- The Washington Times - Thursday, July 27, 2006

NEWPORT NEWS, Va. (AP) — A Newport News Circuit Court jury awarded $10.4 million to the widow of a former shipyard worker who died of lung cancer after four years of working with materials that contained asbestos.

The verdict in Wanda Jones’ wrongful death lawsuit against three companies that manufactured the materials was announced Wednesday, the first anniversary of the death of 60-year-old Buddy Jones.

“It’s a mixed day,” Mrs. Jones said. “At least there’s been some justice and recognition for what he went through, certainly through no fault of his own. He just went to work and did what he was trained to do on the job.”

Her attorney, Robert Hatten, called the verdict a landmark one because one-third of the judgment will come from John Crane Inc., which has refused to settle other asbestos cases.

“A lot of these companies now accept responsibility and settle these cases regularly,” said Mr. Hatten, who has represented thousands of shipyard workers exposed to asbestos. “I hope this verdict will make companies like John Crane change their corporate attitude.”

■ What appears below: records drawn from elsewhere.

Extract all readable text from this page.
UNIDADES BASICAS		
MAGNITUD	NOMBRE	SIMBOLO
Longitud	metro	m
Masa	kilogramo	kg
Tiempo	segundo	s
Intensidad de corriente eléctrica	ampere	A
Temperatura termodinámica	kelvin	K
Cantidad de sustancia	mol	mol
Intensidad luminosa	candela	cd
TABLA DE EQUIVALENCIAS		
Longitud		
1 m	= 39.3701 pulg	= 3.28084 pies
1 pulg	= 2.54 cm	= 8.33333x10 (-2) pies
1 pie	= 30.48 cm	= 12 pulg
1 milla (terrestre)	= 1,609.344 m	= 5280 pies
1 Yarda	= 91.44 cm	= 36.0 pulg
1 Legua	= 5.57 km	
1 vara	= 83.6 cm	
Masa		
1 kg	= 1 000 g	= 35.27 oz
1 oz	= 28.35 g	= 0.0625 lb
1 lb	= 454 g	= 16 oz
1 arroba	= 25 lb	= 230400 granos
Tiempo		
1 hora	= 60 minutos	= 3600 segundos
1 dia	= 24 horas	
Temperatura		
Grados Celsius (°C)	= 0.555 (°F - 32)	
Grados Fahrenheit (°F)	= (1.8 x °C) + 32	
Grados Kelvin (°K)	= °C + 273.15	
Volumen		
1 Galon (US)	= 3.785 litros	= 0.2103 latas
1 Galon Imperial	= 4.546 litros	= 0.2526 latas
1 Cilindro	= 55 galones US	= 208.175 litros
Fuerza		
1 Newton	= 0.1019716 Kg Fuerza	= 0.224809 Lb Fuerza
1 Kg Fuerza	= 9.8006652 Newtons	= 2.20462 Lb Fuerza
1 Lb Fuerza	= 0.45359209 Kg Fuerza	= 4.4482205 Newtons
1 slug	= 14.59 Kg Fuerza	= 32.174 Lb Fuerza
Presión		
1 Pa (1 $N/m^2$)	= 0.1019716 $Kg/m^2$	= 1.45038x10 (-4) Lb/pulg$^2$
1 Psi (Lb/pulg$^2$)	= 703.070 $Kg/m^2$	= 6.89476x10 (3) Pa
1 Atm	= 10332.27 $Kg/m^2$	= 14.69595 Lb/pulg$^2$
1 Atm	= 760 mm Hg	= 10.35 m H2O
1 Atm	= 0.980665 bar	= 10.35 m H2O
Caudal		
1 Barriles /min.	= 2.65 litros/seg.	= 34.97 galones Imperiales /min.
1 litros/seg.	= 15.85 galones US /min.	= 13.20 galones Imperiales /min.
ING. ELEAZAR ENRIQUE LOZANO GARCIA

Attorneys for John Crane said the company’s products could not have harmed workers.

“We defend cases because we believe in the safety of the product,” attorney Ed Mueller said. “If you were sitting here right now, I’d take a piece out and put it around my neck and wear it home.”

Mr. Mueller said the company, which stopped making products with asbestos in the 1980s, will appeal the verdict.

The judgment is split with two other companies: Johns Manville Corp., a unit of Berkshire Hathaway that makes roofing, insulation, and Garlock Sealing.

Mr. Jones was diagnosed with mesothelioma, a cancer caused almost exclusively by asbestos. Because the cancer can lie dormant for 20 to 50 years, some older shipyard workers are just realizing the effects of their asbestos exposure.

Dr. John C. Maddox of Newport News testified at the three-week trial that he has seen about 500 mesothelioma patients in his practice.

Mr. Jones spent four years sealing pumps and making gaskets at Newport News Shipbuilding in the 1960s before returning to college and becoming a computer programmer in Richmond.

When he suddenly got sick in late 2004, his doctor thought it was pneumonia. Then he found the tumors in Mr. Jones’ lungs. Mr. Jones died within a year.

The shipyard stopped using products containing asbestos in the mid-1980s.